By Jim Morris
TORONTO — A stellar CFL career that saw Don Wilson win four Grey Cups playing for Edmonton and Toronto almost ended before it started.
Following a stint in the NFL, Wilson signed as a free agent with the Montreal Alouettes in 1987 only to have the Als fold just before the start of the season.
“I’ve always kind of understood that in life you don’t always go where you plan to go,” said Wilson, 59, who would move on to acting after his playing days ended. “It wasn’t like a setback. It was just a setup for another door to open.”
Wilson was taken by Winnipeg in the following dispersal draft but was released before playing a game with the Blue Bombers. He then received a call from Edmonton head coach Joe Faragalli, which started him down a path that led him to be one of this year’s inductees into the Canadian Football Hall of Fame.
“I am truly blessed,” Wilson said. “As an athlete, as an actor, you want to be looked at as one of the best to ever do something. My name and the stats and the things that I was able to accomplish will be in the Canadian Football Hall of Fame forever.
“It’s like icing but diamond icing on the cake.”
During his 12-year career, Wilson won every Grey Cup game he played in and was a CFL All-Star four times. As a defensive back, he had 61 interceptions, which he returned for over 1,000 yards and five touchdowns. He scored three more touchdowns on fumble returns.
“I was just enjoying what I was doing,” he said. “I love the game. When I heard about (the Hall of Fame) last week, it just warmed my heart so much.”
Born in Washington, D.C., Wilson played college football at North Carolina State for Pete Carroll, the current head coach of the NFL’s Seattle Seahawks.
He lists CFL icons like Joe Faragalli, Adam Rita, Don Matthews and Ron Lancaster for impacting his career.
“A lot of coaches helped me along this journey,” he said. “It definitely started with my mom and my sister, my grandmother and my brothers who helped me to understand, you put the work in, it really will pay off.”
Wilson had three different stints with both Edmonton and Toronto and also played the 1997 season with the BC Lions.
“I love Toronto, that’s where my son was born,” he said. “And I love Edmonton, that’s where I got my start for real.”
Moving back and forth between the two teams was like being “shipped between my father and my mother.”
“It was like always going back home,” he said. “It never was a bad thing and it always turned out good.”
Wilson was part of history in 1993 when he was involved in the CFL’s biggest trade, a 16-player swap.
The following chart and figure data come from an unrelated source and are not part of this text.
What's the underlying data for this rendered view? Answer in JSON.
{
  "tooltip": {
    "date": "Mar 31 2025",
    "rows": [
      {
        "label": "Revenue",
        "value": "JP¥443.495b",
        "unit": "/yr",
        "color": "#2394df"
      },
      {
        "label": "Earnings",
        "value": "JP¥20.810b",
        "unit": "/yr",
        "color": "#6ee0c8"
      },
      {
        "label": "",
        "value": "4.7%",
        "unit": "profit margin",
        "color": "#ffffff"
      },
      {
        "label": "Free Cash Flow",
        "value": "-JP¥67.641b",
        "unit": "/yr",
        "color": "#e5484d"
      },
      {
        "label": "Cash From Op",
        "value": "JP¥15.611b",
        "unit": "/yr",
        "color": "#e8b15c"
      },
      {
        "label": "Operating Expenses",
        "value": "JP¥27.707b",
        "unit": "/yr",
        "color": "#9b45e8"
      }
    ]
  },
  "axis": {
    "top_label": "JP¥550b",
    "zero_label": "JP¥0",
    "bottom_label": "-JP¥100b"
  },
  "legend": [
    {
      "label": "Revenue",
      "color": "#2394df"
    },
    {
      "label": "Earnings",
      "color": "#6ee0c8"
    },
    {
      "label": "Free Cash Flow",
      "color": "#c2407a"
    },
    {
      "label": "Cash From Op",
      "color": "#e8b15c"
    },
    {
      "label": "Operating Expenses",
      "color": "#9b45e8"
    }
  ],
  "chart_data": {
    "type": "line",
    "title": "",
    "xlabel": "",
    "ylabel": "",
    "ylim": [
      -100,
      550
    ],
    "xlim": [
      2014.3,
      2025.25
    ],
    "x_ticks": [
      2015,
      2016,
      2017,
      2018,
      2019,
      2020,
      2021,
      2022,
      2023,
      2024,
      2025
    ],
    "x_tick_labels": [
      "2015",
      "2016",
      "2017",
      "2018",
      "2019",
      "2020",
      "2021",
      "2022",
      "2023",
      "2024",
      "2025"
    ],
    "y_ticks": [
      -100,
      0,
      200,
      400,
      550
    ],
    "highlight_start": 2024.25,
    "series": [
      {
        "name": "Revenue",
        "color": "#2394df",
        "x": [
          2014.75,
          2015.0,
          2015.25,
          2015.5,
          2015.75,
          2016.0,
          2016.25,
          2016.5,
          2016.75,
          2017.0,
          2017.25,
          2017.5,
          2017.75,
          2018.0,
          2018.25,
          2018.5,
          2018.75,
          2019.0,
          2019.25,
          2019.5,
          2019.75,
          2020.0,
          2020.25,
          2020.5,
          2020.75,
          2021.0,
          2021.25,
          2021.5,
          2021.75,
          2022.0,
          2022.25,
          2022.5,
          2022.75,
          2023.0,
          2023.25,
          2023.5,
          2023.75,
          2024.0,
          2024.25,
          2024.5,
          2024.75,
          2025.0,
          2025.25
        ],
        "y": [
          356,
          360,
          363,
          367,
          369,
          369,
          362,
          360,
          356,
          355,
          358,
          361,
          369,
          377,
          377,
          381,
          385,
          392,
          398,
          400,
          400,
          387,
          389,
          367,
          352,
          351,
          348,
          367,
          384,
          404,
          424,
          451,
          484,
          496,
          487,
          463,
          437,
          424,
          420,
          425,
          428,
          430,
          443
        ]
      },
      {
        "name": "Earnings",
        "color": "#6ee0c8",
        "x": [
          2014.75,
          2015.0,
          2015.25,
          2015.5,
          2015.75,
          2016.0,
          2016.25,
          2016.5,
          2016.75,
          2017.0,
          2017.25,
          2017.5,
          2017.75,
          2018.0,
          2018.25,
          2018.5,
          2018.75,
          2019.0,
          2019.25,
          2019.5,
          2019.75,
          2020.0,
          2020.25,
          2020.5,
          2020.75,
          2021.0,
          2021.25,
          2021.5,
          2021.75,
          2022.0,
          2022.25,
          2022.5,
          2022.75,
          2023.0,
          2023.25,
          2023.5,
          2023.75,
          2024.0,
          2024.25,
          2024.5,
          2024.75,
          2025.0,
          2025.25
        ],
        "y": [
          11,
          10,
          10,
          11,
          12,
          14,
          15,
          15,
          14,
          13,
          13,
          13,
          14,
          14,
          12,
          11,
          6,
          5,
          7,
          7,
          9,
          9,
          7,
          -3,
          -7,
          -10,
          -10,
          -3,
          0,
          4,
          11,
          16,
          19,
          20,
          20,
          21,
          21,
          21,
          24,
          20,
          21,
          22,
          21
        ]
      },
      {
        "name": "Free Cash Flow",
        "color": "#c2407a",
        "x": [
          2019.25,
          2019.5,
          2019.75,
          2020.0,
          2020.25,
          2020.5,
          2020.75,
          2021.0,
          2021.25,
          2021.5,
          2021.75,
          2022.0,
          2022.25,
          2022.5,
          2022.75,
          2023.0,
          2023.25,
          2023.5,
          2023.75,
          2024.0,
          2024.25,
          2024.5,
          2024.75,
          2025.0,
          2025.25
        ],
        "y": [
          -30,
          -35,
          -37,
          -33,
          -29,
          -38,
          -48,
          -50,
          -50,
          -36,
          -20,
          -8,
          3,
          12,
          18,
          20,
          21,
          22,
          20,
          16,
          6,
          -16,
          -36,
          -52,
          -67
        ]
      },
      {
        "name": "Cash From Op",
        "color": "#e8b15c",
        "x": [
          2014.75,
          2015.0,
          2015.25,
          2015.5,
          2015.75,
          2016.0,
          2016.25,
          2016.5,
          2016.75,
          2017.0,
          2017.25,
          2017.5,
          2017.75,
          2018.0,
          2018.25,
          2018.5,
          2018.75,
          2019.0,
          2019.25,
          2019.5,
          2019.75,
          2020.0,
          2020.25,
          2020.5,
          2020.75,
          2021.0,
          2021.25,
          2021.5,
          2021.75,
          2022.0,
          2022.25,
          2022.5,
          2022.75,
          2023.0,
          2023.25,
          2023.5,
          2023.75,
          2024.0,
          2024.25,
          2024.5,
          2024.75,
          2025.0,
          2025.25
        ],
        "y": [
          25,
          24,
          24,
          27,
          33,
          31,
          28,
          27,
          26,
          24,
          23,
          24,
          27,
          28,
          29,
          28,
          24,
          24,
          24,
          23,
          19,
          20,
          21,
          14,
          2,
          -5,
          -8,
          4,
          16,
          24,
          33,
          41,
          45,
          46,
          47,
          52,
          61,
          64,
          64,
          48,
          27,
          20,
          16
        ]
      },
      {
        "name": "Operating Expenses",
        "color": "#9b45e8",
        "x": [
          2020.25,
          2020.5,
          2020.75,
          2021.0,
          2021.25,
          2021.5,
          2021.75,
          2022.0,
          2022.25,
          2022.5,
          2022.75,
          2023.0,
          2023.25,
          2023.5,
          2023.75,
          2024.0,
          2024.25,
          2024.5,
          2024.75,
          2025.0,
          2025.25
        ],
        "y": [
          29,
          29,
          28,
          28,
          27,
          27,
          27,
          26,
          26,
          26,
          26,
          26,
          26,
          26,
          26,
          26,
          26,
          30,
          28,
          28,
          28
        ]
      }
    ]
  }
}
That deal saw Edmonton send the likes of quarterback Tracy Ham, defensive back Enis Jackson and slotback Craig Ellis to Toronto for quarterback Ricky Foggie, slotback Darrell K. Smith and Wilson, among others.
“I was definitely surprised with the people who go traded because all the guys who got traded were good,” he said. “It was really an interesting trade, very surprising and shocking. But it worked out for me. Everywhere I went, I ended up winning a championship.
“As an athlete, you always want to win championships. I was blessed to be on four championship teams, great teams, great players, great people. It was a wonderful ride. All the championship games were special.”
Wilson won Grey Cups with Edmonton in 1987 and 1993 and with Toronto in 1993 and 1996. His final title came playing on an Argo team that featured Doug Flutie, Michael “Pinball” Clemons and Mike Vanderjagt that beat Edmonton in the cold and snow in Hamilton.
Wilson was part of a famous photo, celebrating the win with Flutie and Clemons, but what he remembers most about the game was missing a tackle that resulted in Henry “Gizmo” Williams returning a kick-off 91 yards for a touchdown.
“I remember missing Gizmo on a kick-off return and getting cussed out by Don Matthews,” Wilson laughed. “He acted like I did it on purpose.”
Even while playing football Wilson did some acting. Growing up, he acted in stage productions in high school and at college. Since leaving football, he’s had parts in movies and television series.
“Sports was really natural for me,” he said. “The acting is a lot harder. Sports, you know your X’s and O’s, you go out there and execute. Usually, you put your best foot forward, get a lot of things done, you get to win games.
“But acting, there is a lot more than people think. Acting has been more challenging. It’s a very tough craft.”
Wilson now lives in the U.S. but fondly remembers his time in Canada.
“I thought Canada was way ahead of relations with African American people,” he said. “They are very progressive in Canada, they don’t see colour the way they see in the States. Because of the way I was treated, because of the way my family was treated, I never felt colour in Canada.
“I just don’t like the cold.”
Wilson retired an Eskimo after the 1998 season. Over the years he often wondered if his body of work on the playing field was enough to earn him a spot in the Canadian Football Hall of Fame.
“When I first heard I was choked up,” he said. “This is what athletes strive for, what we train for. We play the game to play the best and be the best.”